Add to that his misleading influenza paper.
By his own writings, the man is entirely motivated, whether for reasons heartfelt or ulterior, by creationist and specifically YEC zealotry. Do you really expect that Sanford would code a program and report back that “after running this totally objective and fair program, I am convinced that evolution is true and all my work on GE is bunk”? Of course he is working backwards from the desired result. More like Capone’s Accountant than Mendel’s Accountant.
Yes for Sanford is much more concerned by his moral integrity than his scientific reputation. But instead of accusing him of dishonesty, you would better explain what it is precisely that makes MA a non objective and unfair program. As a first step, you may want to review the paper I refer to above and spot where it is dishonest.
Even if it is sophistry, at least it’s true. Unlike your claim that figures not generated by Mendel’s accountant can show how it allows fitness to increase - a claim that you haven’t retracted.
Fig 3a shows no mutations with a positive fitness effect, and the accompanying text[1] is about high impact deleterious mutations.
Meanwhile, Fig 1 contradicts the text that mentions Fig 3, because it shows you can set a maximum fitness effect for beneficial mutations that is the same as the minimum fitness effect for major deleterious mutations.

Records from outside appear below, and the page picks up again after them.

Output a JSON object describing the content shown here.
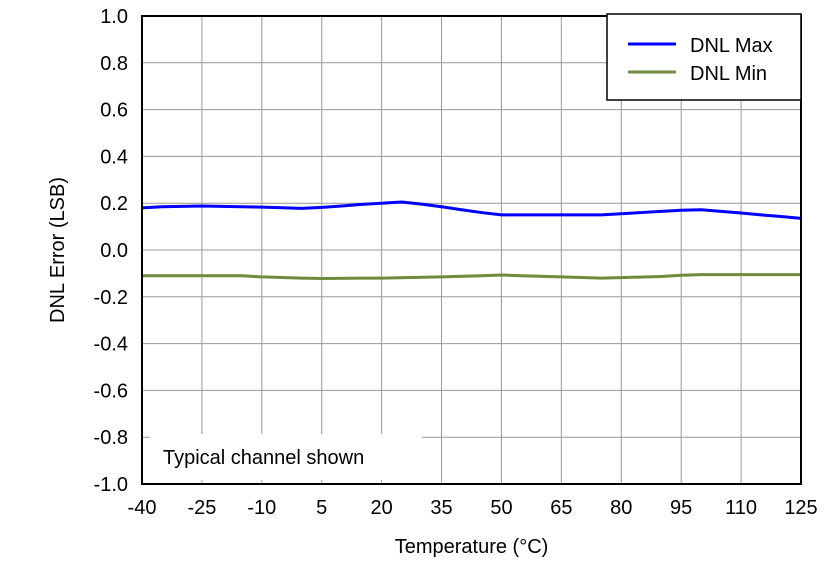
{
  "chart_data": {
    "type": "line",
    "xlabel": "Temperature (°C)",
    "ylabel": "DNL Error (LSB)",
    "xlim": [
      -40,
      125
    ],
    "ylim": [
      -1.0,
      1.0
    ],
    "xticks": [
      "-40",
      "-25",
      "-10",
      "5",
      "20",
      "35",
      "50",
      "65",
      "80",
      "95",
      "110",
      "125"
    ],
    "yticks": [
      "1.0",
      "0.8",
      "0.6",
      "0.4",
      "0.2",
      "0.0",
      "-0.2",
      "-0.4",
      "-0.6",
      "-0.8",
      "-1.0"
    ],
    "grid": true,
    "legend_position": "top-right",
    "annotation": "Typical channel shown",
    "series": [
      {
        "name": "DNL Max",
        "color": "#0000ff",
        "x": [
          -40,
          -35,
          -25,
          -15,
          -10,
          0,
          5,
          10,
          15,
          20,
          25,
          30,
          35,
          40,
          45,
          50,
          65,
          75,
          80,
          85,
          90,
          95,
          100,
          105,
          110,
          115,
          120,
          125
        ],
        "y": [
          0.18,
          0.185,
          0.188,
          0.185,
          0.183,
          0.178,
          0.182,
          0.188,
          0.195,
          0.2,
          0.205,
          0.196,
          0.185,
          0.172,
          0.16,
          0.15,
          0.15,
          0.15,
          0.155,
          0.16,
          0.165,
          0.17,
          0.172,
          0.165,
          0.158,
          0.15,
          0.143,
          0.135
        ]
      },
      {
        "name": "DNL Min",
        "color": "#6e8b3d",
        "x": [
          -40,
          -25,
          -15,
          -10,
          0,
          5,
          15,
          20,
          35,
          45,
          50,
          55,
          65,
          75,
          80,
          90,
          95,
          100,
          110,
          125
        ],
        "y": [
          -0.11,
          -0.11,
          -0.11,
          -0.115,
          -0.12,
          -0.122,
          -0.12,
          -0.12,
          -0.115,
          -0.11,
          -0.107,
          -0.11,
          -0.115,
          -0.12,
          -0.118,
          -0.113,
          -0.108,
          -0.105,
          -0.105,
          -0.105
        ]
      }
    ]
  }
}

Do you actually read the papers you cite?
“Response of the fitness-effect distribution function to changes in the fraction of “high impact” mutations (0.0001 to 0.1)”↩︎
It will give us a rough estimate based on current empirical data that continues to improve.

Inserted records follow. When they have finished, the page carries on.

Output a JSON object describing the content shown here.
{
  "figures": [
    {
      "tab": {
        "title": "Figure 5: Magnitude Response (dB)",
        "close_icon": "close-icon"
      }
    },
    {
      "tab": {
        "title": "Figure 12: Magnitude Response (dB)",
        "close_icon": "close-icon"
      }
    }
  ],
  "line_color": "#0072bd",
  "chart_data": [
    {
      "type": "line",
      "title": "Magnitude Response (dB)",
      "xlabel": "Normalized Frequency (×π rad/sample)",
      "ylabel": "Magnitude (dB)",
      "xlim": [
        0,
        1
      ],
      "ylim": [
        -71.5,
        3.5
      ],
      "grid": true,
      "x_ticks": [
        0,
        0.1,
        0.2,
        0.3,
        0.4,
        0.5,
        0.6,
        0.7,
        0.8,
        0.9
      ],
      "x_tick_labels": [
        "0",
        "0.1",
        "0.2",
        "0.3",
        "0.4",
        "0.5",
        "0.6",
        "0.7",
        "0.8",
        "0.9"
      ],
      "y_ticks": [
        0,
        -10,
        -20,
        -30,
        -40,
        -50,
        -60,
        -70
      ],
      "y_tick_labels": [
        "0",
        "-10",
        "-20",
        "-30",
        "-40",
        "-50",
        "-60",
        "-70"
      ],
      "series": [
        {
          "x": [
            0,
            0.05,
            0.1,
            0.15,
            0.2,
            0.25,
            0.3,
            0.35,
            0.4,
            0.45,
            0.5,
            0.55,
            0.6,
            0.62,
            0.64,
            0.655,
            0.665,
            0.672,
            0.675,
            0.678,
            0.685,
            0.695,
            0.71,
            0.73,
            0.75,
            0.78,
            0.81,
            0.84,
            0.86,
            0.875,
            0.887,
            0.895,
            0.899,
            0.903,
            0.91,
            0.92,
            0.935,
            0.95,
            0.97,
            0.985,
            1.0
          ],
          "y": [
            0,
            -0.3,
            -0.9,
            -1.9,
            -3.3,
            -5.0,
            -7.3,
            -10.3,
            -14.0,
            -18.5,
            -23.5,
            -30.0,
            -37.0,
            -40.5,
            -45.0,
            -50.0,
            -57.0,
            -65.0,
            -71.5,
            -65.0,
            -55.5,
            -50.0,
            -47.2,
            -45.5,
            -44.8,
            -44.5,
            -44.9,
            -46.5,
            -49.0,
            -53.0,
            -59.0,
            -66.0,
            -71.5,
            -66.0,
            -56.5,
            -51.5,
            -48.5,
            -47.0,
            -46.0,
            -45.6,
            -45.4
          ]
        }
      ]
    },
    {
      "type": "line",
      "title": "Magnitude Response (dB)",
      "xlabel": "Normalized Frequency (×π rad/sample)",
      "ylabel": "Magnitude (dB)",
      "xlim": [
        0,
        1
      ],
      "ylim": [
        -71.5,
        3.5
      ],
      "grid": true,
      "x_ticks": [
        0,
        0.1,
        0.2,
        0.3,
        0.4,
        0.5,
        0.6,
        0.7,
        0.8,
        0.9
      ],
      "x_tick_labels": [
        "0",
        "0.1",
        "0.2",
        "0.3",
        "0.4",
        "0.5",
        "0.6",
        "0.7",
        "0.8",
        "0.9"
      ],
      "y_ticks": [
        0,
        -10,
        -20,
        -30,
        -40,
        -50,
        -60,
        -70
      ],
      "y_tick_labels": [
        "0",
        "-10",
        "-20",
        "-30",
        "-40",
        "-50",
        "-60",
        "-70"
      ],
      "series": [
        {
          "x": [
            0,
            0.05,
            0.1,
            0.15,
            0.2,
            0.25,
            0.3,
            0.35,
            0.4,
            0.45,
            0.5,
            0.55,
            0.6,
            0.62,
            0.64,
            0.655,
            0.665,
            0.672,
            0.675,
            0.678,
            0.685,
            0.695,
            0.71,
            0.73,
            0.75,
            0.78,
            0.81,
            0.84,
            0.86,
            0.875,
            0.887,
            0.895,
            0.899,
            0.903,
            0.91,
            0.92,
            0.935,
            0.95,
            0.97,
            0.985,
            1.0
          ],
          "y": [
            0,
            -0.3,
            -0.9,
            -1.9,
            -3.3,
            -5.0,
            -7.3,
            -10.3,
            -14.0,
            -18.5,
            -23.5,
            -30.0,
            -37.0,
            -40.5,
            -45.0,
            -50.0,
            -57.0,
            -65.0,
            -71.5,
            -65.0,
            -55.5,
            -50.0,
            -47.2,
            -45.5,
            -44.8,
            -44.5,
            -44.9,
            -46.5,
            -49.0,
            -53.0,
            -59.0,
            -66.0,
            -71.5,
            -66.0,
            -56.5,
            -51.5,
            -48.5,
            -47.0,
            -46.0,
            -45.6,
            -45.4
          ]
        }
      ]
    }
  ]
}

Yes selection is part of the variation reduction filter and can add variations to current alleles to a population.
Chat Gbt is better than we are in the way it can learn and is impartial. Unlike humans it cannot think outside the available ideas unless you help it. The relationship between probability and combinatorics appears to be deeper than chat gbt’s original response and your original assertions. Discovering this will take more thought.

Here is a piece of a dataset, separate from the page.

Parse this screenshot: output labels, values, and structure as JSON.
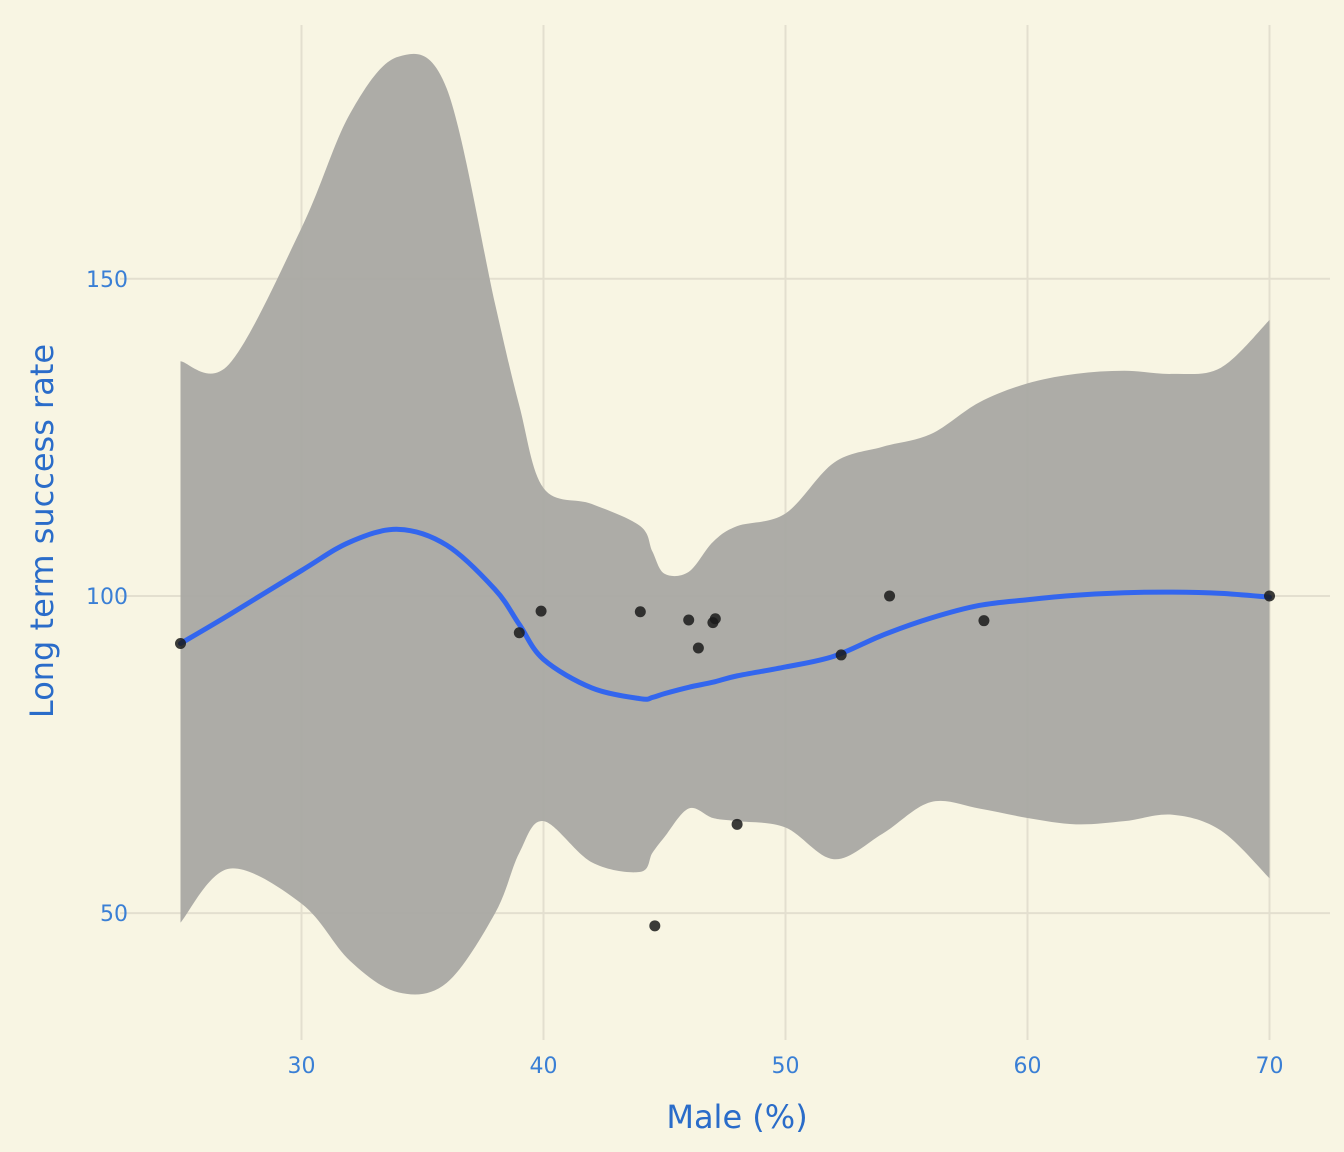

If we think about a single position of a sequence as either the numerator or denominator of a probability ratio since it represents a population then it makes sense that you can multiply these ratios given the rules of probability of independent events.
This is gibberish. Noone here, including yourself, has any clue what “a single position of a sequence” means. Noone here, including yourself, understands how to think of “a single position of a sequence” as either a “numerator or denominator of a probability ratio”, and “probability ratio” might as well be “flux capacitor”, for all the technical meaning it bears. Noone here, including yourself, could articulate exactly in what way “a single position of a sequence… represents a population” either.
What “ratios”? You said that if one were to think of a single position of a sequence as either a numerator or a denominator of a ratio. Oh, sure, I guess you can pull random numbers out of a hat, and arrange them into ratios like that, and sure enough one can multiply them all one wants. However, what sense any of it makes is completely lost on everybody here, including yourself.
Well, until someone can demonstrate that we are talking of independent events, I say none of the results so (i.e. by making it right up, since for the life of me I have no clue how else to interpret this incoherent babble) obtained necessarily mean anything in practice.
And? It certainly won’t be anywhere near adequate to us-port your claims about searches.
And yet you did not mention it - only DNA repair and drift.
Not really since it can’t actually learn and it doesn’t distinguish between truth and falsehood - which is a sort of “impartiality” that is less than helpful. And I really think that your “thought” will just result in you spouting nonsense again.